The arsenal of weapons deployed by the eight attackers who terrorized Paris on Friday night underlined France’s gun control problems and raised the specter of further attacks.
The country has extremely strict weapons laws, but Europe’s open borders and growing trade in illegal weapons means assault rifles are relatively easy to come by on the black market.
They feature regularly in gang warfare and were used by both the Charlie Hebdo killers and an extremist who targeted a Jewish school and paratroopers in 2012 shootings around Toulouse in the south of the country.
The suicide vests are less easy for would-be attackers to source because an amateur would struggle to create one.
“Suicide vests require a munitions specialist. To make a reliable and effective explosive is not something anyone can do,” a former French intelligence officer told Agence France-Presse, speaking on condition of anonymity.
“A munitions specialist is someone who is used to handling explosives, who knows how to make them, to arrange them in a way that the belt or vest is not so unwieldy that the person can’t move,” he added.
“And it must also not blow up by accident,” he said.
However, the highly unstable explosive used — triacetone triperoxide (TATP) — suggests the devices worn on Friday were created in France and the bombmaker would probably have sat out the carnage so he could create more for future attacks, intelligence experts said.
“The explosive specialist is too precious. He never participates in attacks,” said Alain Chouet, a former director at Direction Generale de la Securite Exterieure (DGSE), France’s external intelligence agency. “So he’s around, somewhere.”
Even if French security forces can track down the expert behind the vests, they still have to grapple with the challenge of cutting off illegal gun supplies to potential attackers.
The country tightened weapon controls after the 1995 bombings of the Paris metro and Reseau Express Regional commuter trains and again in 2012 after Mohammed Merah went on a shooting spree around Toulouse, killing seven people including three students at a Jewish school.
Military-grade guns are banned in France and even people who want to own a handgun or hunting rifle have to go through strict checks on their background and mental health, but in recent years a black market has proliferated.
The number of illegal weapons has risen at a rapid rate — double-digit percentages — for several years, according to the National Observatory for Delinquency, a body created in 2003.
“In Marseille and the surrounding area almost all the score settling is carried out using weapons used in wars,” a police spokesman said after the Toulouse attacks, adding that Kalashnikovs were the weapon of choice: “If you don’t have a ‘Kalash’ you’re a bit of a loser.”
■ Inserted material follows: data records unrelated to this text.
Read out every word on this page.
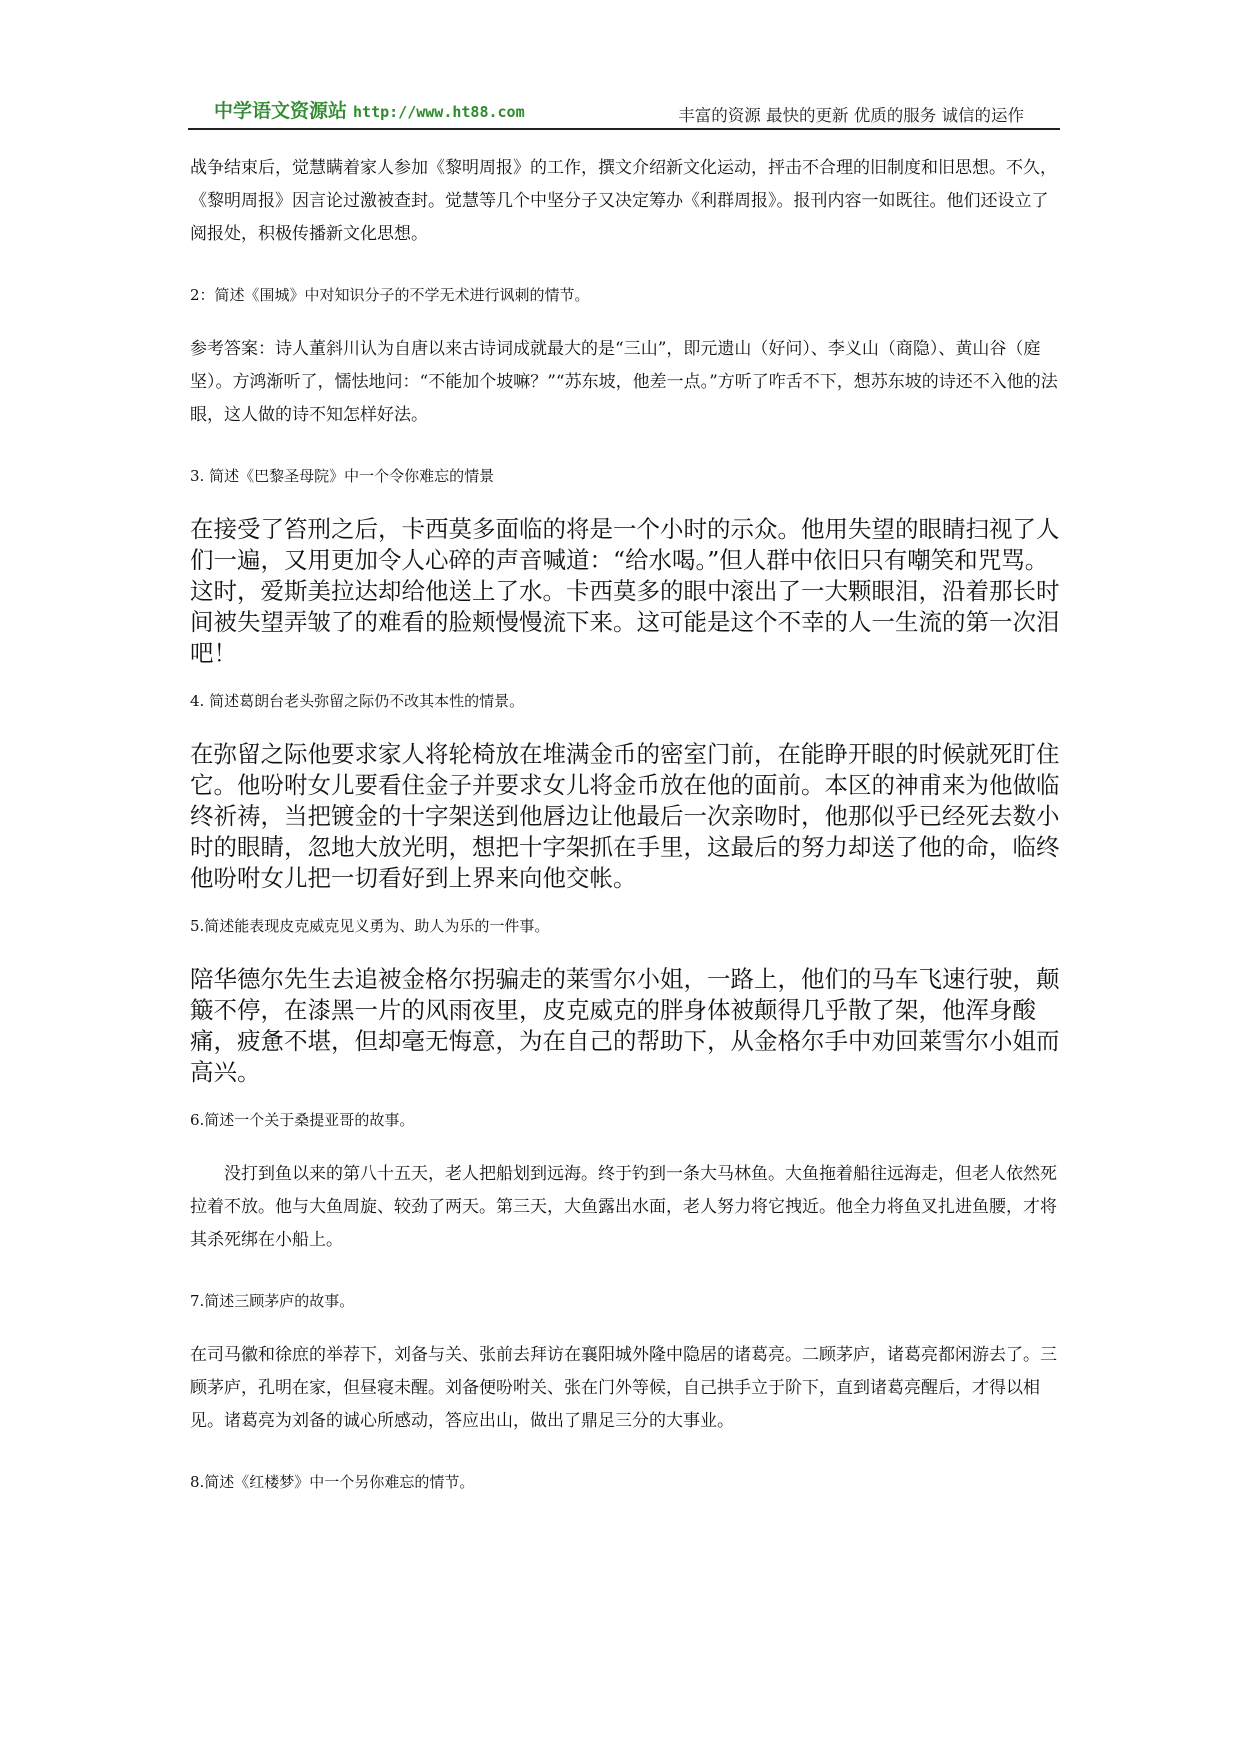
中学语文资源站 http://www.ht88.com	丰富的资源 最快的更新 优质的服务 诚信的运作

战争结束后，觉慧瞒着家人参加《黎明周报》的工作，撰文介绍新文化运动，抨击不合理的旧制度和旧思想。不久，《黎明周报》因言论过激被查封。觉慧等几个中坚分子又决定筹办《利群周报》。报刊内容一如既往。他们还设立了阅报处，积极传播新文化思想。

2：简述《围城》中对知识分子的不学无术进行讽刺的情节。

参考答案：诗人董斜川认为自唐以来古诗词成就最大的是“三山”，即元遗山（好问）、李义山（商隐）、黄山谷（庭坚）。方鸿渐听了，懦怯地问：“不能加个坡嘛？”“苏东坡，他差一点。”方听了咋舌不下，想苏东坡的诗还不入他的法眼，这人做的诗不知怎样好法。

3. 简述《巴黎圣母院》中一个令你难忘的情景

在接受了笞刑之后，卡西莫多面临的将是一个小时的示众。他用失望的眼睛扫视了人们一遍，又用更加令人心碎的声音喊道：“给水喝。”但人群中依旧只有嘲笑和咒骂。这时，爱斯美拉达却给他送上了水。卡西莫多的眼中滚出了一大颗眼泪，沿着那长时间被失望弄皱了的难看的脸颊慢慢流下来。这可能是这个不幸的人一生流的第一次泪吧！

4. 简述葛朗台老头弥留之际仍不改其本性的情景。

在弥留之际他要求家人将轮椅放在堆满金币的密室门前，在能睁开眼的时候就死盯住它。他吩咐女儿要看住金子并要求女儿将金币放在他的面前。本区的神甫来为他做临终祈祷，当把镀金的十字架送到他唇边让他最后一次亲吻时，他那似乎已经死去数小时的眼睛，忽地大放光明，想把十字架抓在手里，这最后的努力却送了他的命，临终他吩咐女儿把一切看好到上界来向他交帐。

5.简述能表现皮克威克见义勇为、助人为乐的一件事。

陪华德尔先生去追被金格尔拐骗走的莱雪尔小姐，一路上，他们的马车飞速行驶，颠簸不停，在漆黑一片的风雨夜里，皮克威克的胖身体被颠得几乎散了架，他浑身酸痛，疲惫不堪，但却毫无悔意，为在自己的帮助下，从金格尔手中劝回莱雪尔小姐而高兴。

6.简述一个关于桑提亚哥的故事。

没打到鱼以来的第八十五天，老人把船划到远海。终于钓到一条大马林鱼。大鱼拖着船往远海走，但老人依然死拉着不放。他与大鱼周旋、较劲了两天。第三天，大鱼露出水面，老人努力将它拽近。他全力将鱼叉扎进鱼腰，才将其杀死绑在小船上。

7.简述三顾茅庐的故事。

在司马徽和徐庶的举荐下，刘备与关、张前去拜访在襄阳城外隆中隐居的诸葛亮。二顾茅庐，诸葛亮都闲游去了。三顾茅庐，孔明在家，但昼寝未醒。刘备便吩咐关、张在门外等候，自己拱手立于阶下，直到诸葛亮醒后，才得以相见。诸葛亮为刘备的诚心所感动，答应出山，做出了鼎足三分的大事业。

8.简述《红楼梦》中一个另你难忘的情节。
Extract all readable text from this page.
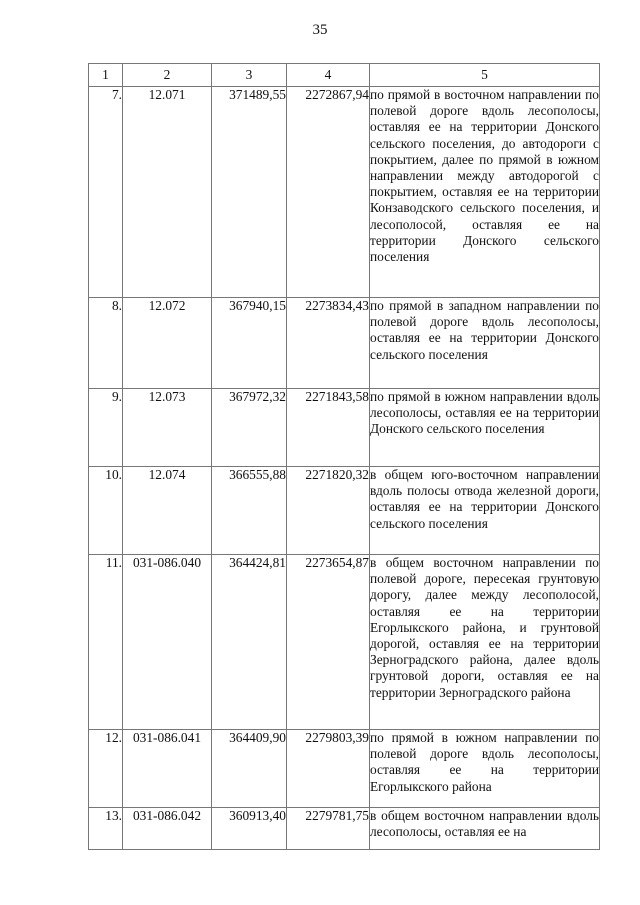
35
1	2	3	4	5
7.	12.071	371489,55	2272867,94	по прямой в восточном направлении по полевой дороге вдоль лесополосы, оставляя ее на территории Донского сельского поселения, до автодороги с покрытием, далее по прямой в южном направлении между автодорогой с покрытием, оставляя ее на территории Конзаводского сельского поселения, и лесополосой, оставляя ее на территории Донского сельского поселения
8.	12.072	367940,15	2273834,43	по прямой в западном направлении по полевой дороге вдоль лесополосы, оставляя ее на территории Донского сельского поселения
9.	12.073	367972,32	2271843,58	по прямой в южном направлении вдоль лесополосы, оставляя ее на территории Донского сельского поселения
10.	12.074	366555,88	2271820,32	в общем юго-восточном направлении вдоль полосы отвода железной дороги, оставляя ее на территории Донского сельского поселения
11.	031-086.040	364424,81	2273654,87	в общем восточном направлении по полевой дороге, пересекая грунтовую дорогу, далее между лесополосой, оставляя ее на территории Егорлыкского района, и грунтовой дорогой, оставляя ее на территории Зерноградского района, далее вдоль грунтовой дороги, оставляя ее на территории Зерноградского района
12.	031-086.041	364409,90	2279803,39	по прямой в южном направлении по полевой дороге вдоль лесополосы, оставляя ее на территории Егорлыкского района
13.	031-086.042	360913,40	2279781,75	в общем восточном направлении вдоль лесополосы, оставляя ее на
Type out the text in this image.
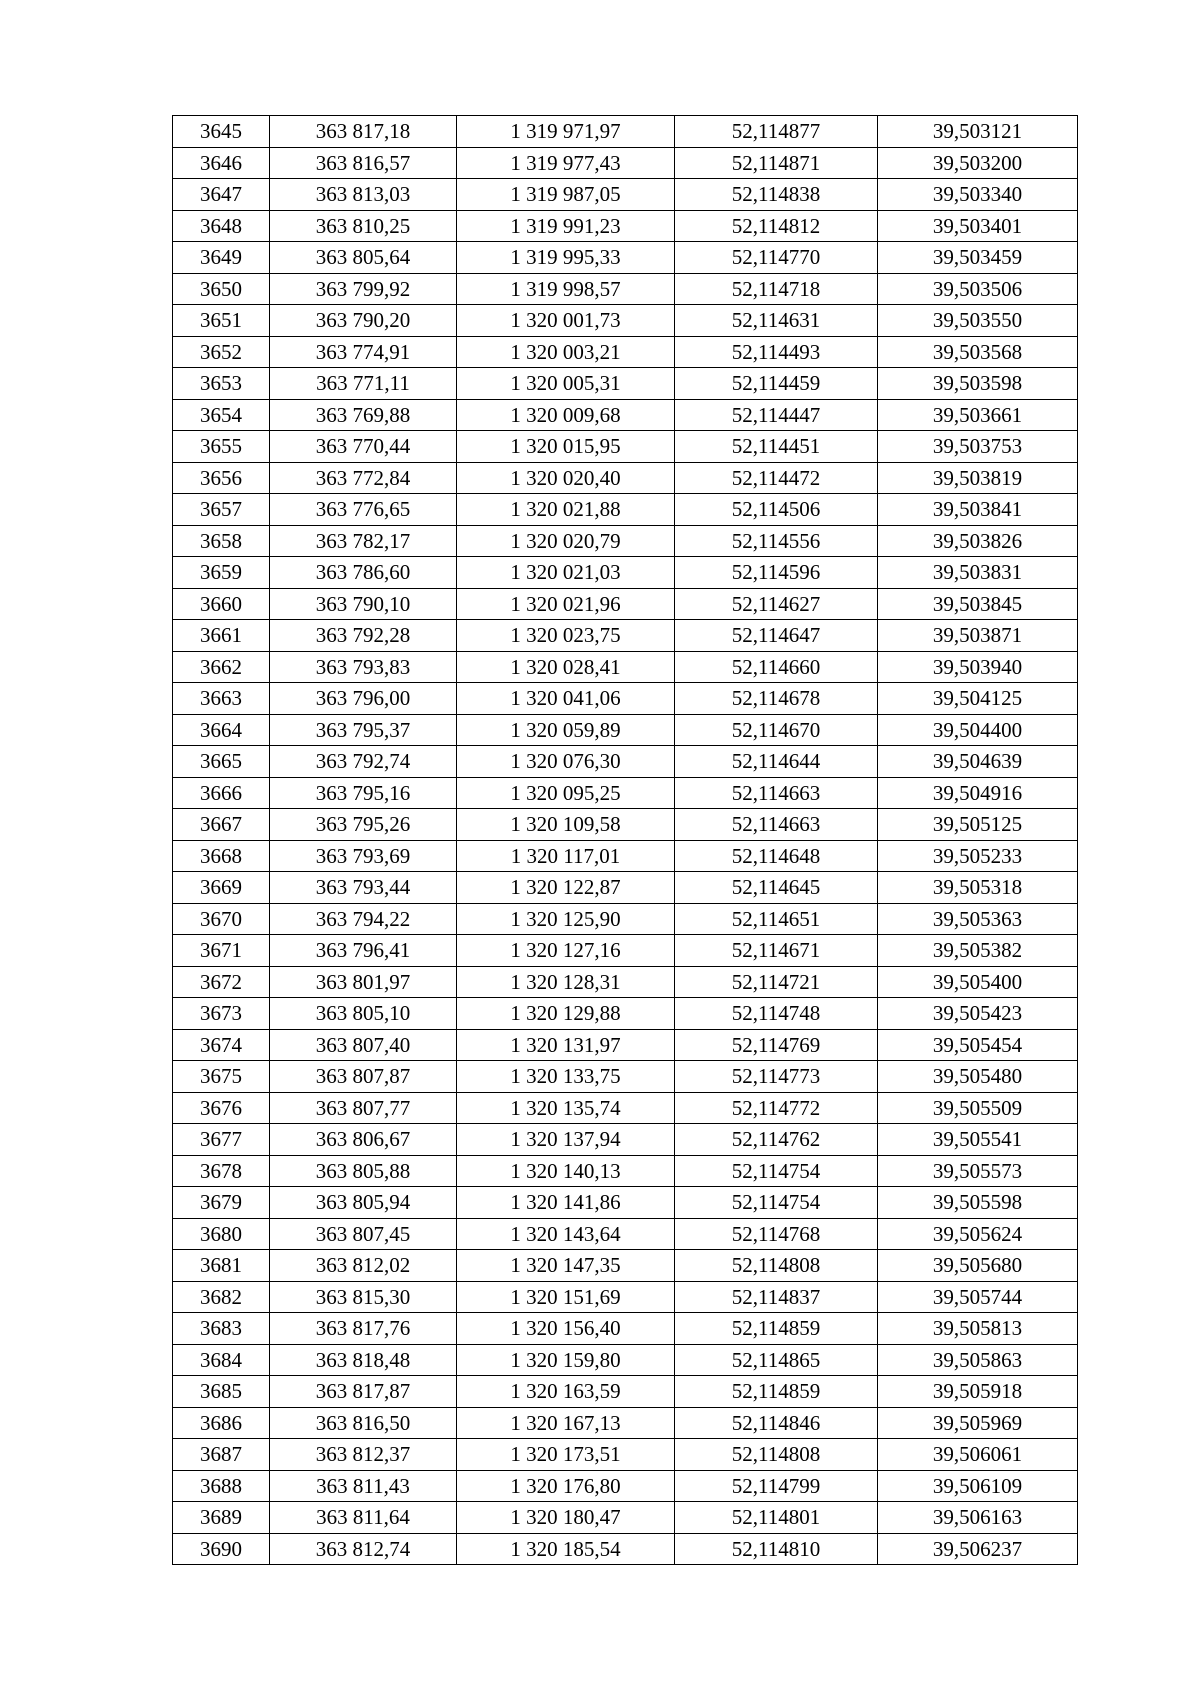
3645	363 817,18	1 319 971,97	52,114877	39,503121
3646	363 816,57	1 319 977,43	52,114871	39,503200
3647	363 813,03	1 319 987,05	52,114838	39,503340
3648	363 810,25	1 319 991,23	52,114812	39,503401
3649	363 805,64	1 319 995,33	52,114770	39,503459
3650	363 799,92	1 319 998,57	52,114718	39,503506
3651	363 790,20	1 320 001,73	52,114631	39,503550
3652	363 774,91	1 320 003,21	52,114493	39,503568
3653	363 771,11	1 320 005,31	52,114459	39,503598
3654	363 769,88	1 320 009,68	52,114447	39,503661
3655	363 770,44	1 320 015,95	52,114451	39,503753
3656	363 772,84	1 320 020,40	52,114472	39,503819
3657	363 776,65	1 320 021,88	52,114506	39,503841
3658	363 782,17	1 320 020,79	52,114556	39,503826
3659	363 786,60	1 320 021,03	52,114596	39,503831
3660	363 790,10	1 320 021,96	52,114627	39,503845
3661	363 792,28	1 320 023,75	52,114647	39,503871
3662	363 793,83	1 320 028,41	52,114660	39,503940
3663	363 796,00	1 320 041,06	52,114678	39,504125
3664	363 795,37	1 320 059,89	52,114670	39,504400
3665	363 792,74	1 320 076,30	52,114644	39,504639
3666	363 795,16	1 320 095,25	52,114663	39,504916
3667	363 795,26	1 320 109,58	52,114663	39,505125
3668	363 793,69	1 320 117,01	52,114648	39,505233
3669	363 793,44	1 320 122,87	52,114645	39,505318
3670	363 794,22	1 320 125,90	52,114651	39,505363
3671	363 796,41	1 320 127,16	52,114671	39,505382
3672	363 801,97	1 320 128,31	52,114721	39,505400
3673	363 805,10	1 320 129,88	52,114748	39,505423
3674	363 807,40	1 320 131,97	52,114769	39,505454
3675	363 807,87	1 320 133,75	52,114773	39,505480
3676	363 807,77	1 320 135,74	52,114772	39,505509
3677	363 806,67	1 320 137,94	52,114762	39,505541
3678	363 805,88	1 320 140,13	52,114754	39,505573
3679	363 805,94	1 320 141,86	52,114754	39,505598
3680	363 807,45	1 320 143,64	52,114768	39,505624
3681	363 812,02	1 320 147,35	52,114808	39,505680
3682	363 815,30	1 320 151,69	52,114837	39,505744
3683	363 817,76	1 320 156,40	52,114859	39,505813
3684	363 818,48	1 320 159,80	52,114865	39,505863
3685	363 817,87	1 320 163,59	52,114859	39,505918
3686	363 816,50	1 320 167,13	52,114846	39,505969
3687	363 812,37	1 320 173,51	52,114808	39,506061
3688	363 811,43	1 320 176,80	52,114799	39,506109
3689	363 811,64	1 320 180,47	52,114801	39,506163
3690	363 812,74	1 320 185,54	52,114810	39,506237
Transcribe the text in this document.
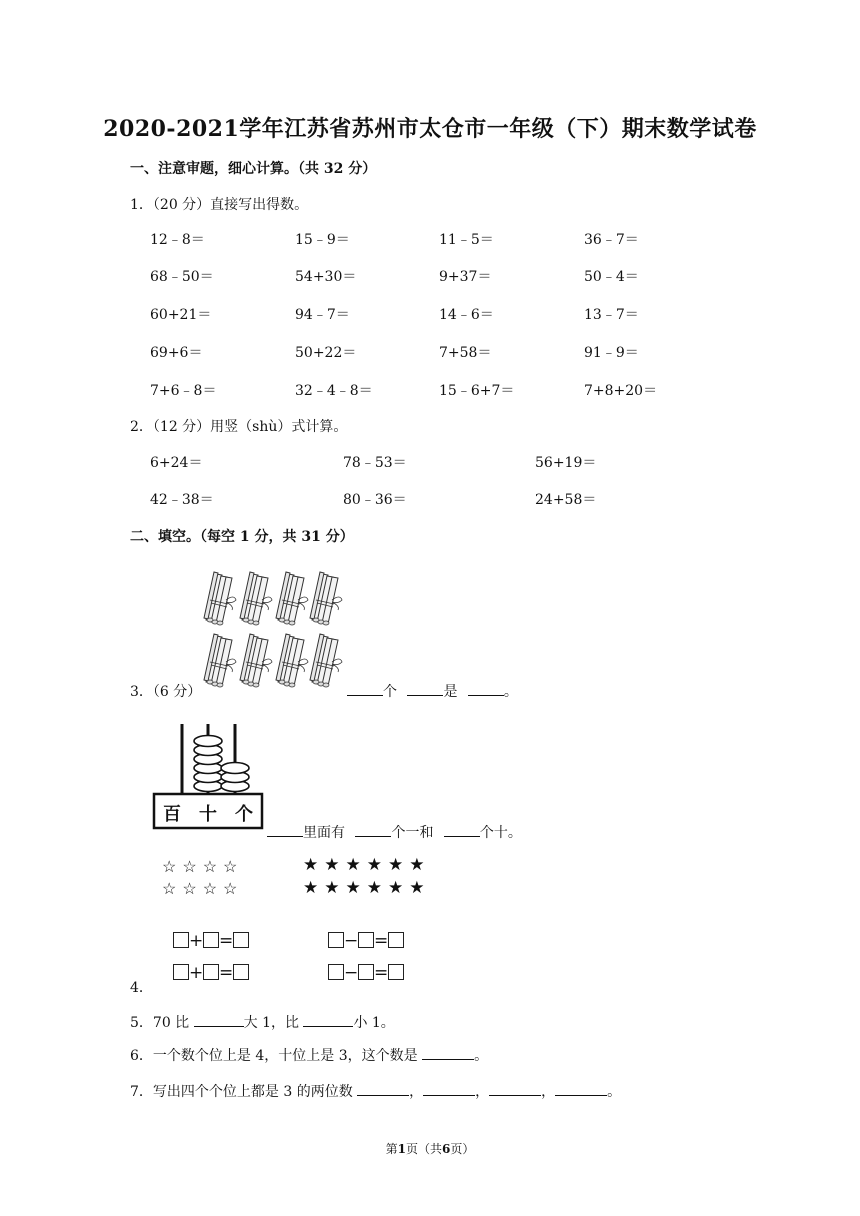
2020-2021学年江苏省苏州市太仓市一年级（下）期末数学试卷
一、注意审题，细心计算。（共 32 分）
1．（20 分）直接写出得数。
12﹣8＝	15﹣9＝	11﹣5＝	36﹣7＝
68﹣50＝	54+30＝	9+37＝	50﹣4＝
60+21＝	94﹣7＝	14﹣6＝	13﹣7＝
69+6＝	50+22＝	7+58＝	91﹣9＝
7+6﹣8＝	32﹣4﹣8＝	15﹣6+7＝	7+8+20＝
2．（12 分）用竖（shù）式计算。
6+24＝	78﹣53＝	56+19＝
42﹣38＝	80﹣36＝	24+58＝
二、填空。（每空 1 分，共 31 分）
3．（6 分）	个	是	。
百 十 个
里面有	个一和	个十。
☆☆☆☆
☆☆☆☆
★★★★★★
★★★★★★
+ =	− =
+ =	− =
4．
5．70 比	大 1，比	小 1。
6．一个数个位上是 4，十位上是 3，这个数是	。
7．写出四个个位上都是 3 的两位数	，	，	，	。
第1页（共6页）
The eight attackers who terrorized Paris on Friday night and the Charlie Hebdo killers in January all gunned down their victims with similar rifles, probably smuggled from eastern Europe.
The arrest of a Montenegrin man in southern Germany earlier this month, who is now being held on suspicion of trying to supply Friday’s attackers, points to a possible Balkan origin for their weapons.
German officials found a pistol under the bonnet when they stopped his car near the Austrian border, prompting them to take apart the car, which had a Paris address in the GPS system.
In doing so, they uncovered a sophisticated smuggling operation, with automatic weapons, 200g of dynamite, hand grenades and ammunition concealed in the car’s bodywork, according to Bavarian public radio.
The west Balkans are still awash with guns left over from the wars of the 1990s. There are between 4 million and 6 million unregistered weapons in the area, according to a recent study by the Small Arms Survey.